If there is any silver lining to be found in the current crisis, it has to be the response of these local Pashtun communities. While their counterparts in the camps suffer through the heat, the refugees in villages like Toru, where Jehangir Toru’s volunteers have organized a grassroots relief operation, find cool comfort in homes and schools, with their necessities provided for. “It’s amazing,” says Wajid Iqbal, a displaced person from Lower Dir, 250 km northwest of Islamabad, who managed to find an empty house in Toru that he has rented. “We brought our own supplies and money with us, but in the two weeks we’ve been here, we haven’t had to cook a single meal. The community provides everything.”

At the local school, a group of 21 families from Mingora also praise their fellow Pashtuns for opening up their village to them. “We went to the camps first,” says one of the refugees, a male in his mid-30s who prefers not to give his name, “but the facilities were terrible. The tents were in the open air, under the sun, and our children were getting sick. But finding this place has been a blessing. The local people have welcomed us.”

For Jehangir Toru, providing for these people is as much a pleasure as it is a duty. Everything, he says, has been organized and funded by donations, and supported by the Pashtun code of honour and hospitality. “We have not asked the government for anything,” he adds, pointing out that corruption makes it difficult to deal with officials. “We don’t want money from them. All we want is food. These villagers are poor, but they are still providing for the displaced people. The problem is they will not be able to do this indefinitely.”

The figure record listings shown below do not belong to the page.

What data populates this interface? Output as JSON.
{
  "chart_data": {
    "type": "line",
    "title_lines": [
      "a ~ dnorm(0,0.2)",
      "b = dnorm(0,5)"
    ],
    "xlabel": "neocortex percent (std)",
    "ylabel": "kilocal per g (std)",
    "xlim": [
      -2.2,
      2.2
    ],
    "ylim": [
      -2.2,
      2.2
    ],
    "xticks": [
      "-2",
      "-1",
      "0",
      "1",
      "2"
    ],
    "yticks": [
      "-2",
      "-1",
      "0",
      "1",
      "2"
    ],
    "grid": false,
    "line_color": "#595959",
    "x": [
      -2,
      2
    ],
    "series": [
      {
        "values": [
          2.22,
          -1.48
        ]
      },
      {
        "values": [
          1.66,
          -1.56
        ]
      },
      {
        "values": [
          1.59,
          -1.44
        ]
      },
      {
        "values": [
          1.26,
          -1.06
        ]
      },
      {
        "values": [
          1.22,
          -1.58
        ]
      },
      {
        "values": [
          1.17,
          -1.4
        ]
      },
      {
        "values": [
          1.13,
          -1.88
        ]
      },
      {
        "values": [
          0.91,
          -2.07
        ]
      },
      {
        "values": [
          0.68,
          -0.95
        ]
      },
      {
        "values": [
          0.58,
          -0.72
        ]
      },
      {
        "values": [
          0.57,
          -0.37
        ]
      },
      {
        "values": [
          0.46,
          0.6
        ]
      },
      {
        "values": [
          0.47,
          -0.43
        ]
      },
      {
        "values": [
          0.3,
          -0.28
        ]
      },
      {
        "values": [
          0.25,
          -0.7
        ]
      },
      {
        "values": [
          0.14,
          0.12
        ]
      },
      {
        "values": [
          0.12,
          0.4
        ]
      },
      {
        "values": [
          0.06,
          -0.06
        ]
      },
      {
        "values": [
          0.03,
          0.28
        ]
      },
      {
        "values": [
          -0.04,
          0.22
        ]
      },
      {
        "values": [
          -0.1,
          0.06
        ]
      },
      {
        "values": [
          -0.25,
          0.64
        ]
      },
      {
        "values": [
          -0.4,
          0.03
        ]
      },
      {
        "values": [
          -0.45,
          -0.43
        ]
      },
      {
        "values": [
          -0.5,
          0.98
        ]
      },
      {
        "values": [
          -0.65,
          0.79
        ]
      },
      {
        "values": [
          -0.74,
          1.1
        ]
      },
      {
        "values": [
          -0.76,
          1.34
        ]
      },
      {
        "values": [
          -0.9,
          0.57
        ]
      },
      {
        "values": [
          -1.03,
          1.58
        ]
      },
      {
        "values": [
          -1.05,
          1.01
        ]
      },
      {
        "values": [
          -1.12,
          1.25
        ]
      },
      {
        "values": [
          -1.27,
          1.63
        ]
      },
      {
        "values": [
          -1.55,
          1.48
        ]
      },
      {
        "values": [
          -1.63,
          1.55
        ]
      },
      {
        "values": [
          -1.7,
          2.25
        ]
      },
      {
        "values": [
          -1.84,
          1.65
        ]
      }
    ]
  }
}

As for medical facilities, the Toru Tigers have partnered with a grassroots medical team, the Anum Health Organization from Haripur, 80 km north of Islamabad, which has set up a hospital at a Toru administration building. In terms of its supplies and staffing, it far surpasses anything in the camps, even though the doctors are all volunteers who bought the medicines themselves and cobbled together the equipment from their own resources. Shahid Mirza, the chief coordinator for the hospital, believes this is the way aid should be done in Pakistan. “The official system is broken,” he says. “It can’t be trusted. But what you have here in the villages is a culture that has an affinity for looking after their own. That culture should be mobilized.”

For now, the mobilization is self-generated. But as Jehangir Toru points out, it could lose steam as the war in Swat drags on. “The government has to realize that the opportunity to help these people is right here, at the grassroots,” he says. “But it looks to me like those officials are more interested in lining their own pockets or increasing their political prestige than they are in helping the people.” And if refugees are forced to leave the villages, they will have no choice but to join the hundreds of thousands crowded into the camps. That will only add to the misery of the displaced, and strengthen the Taliban recruiters there. What’s needed most is a place of refuge, one that apparently already exists in the Pashtun culture, if only the government and aid industry would look past their own culture of corruption.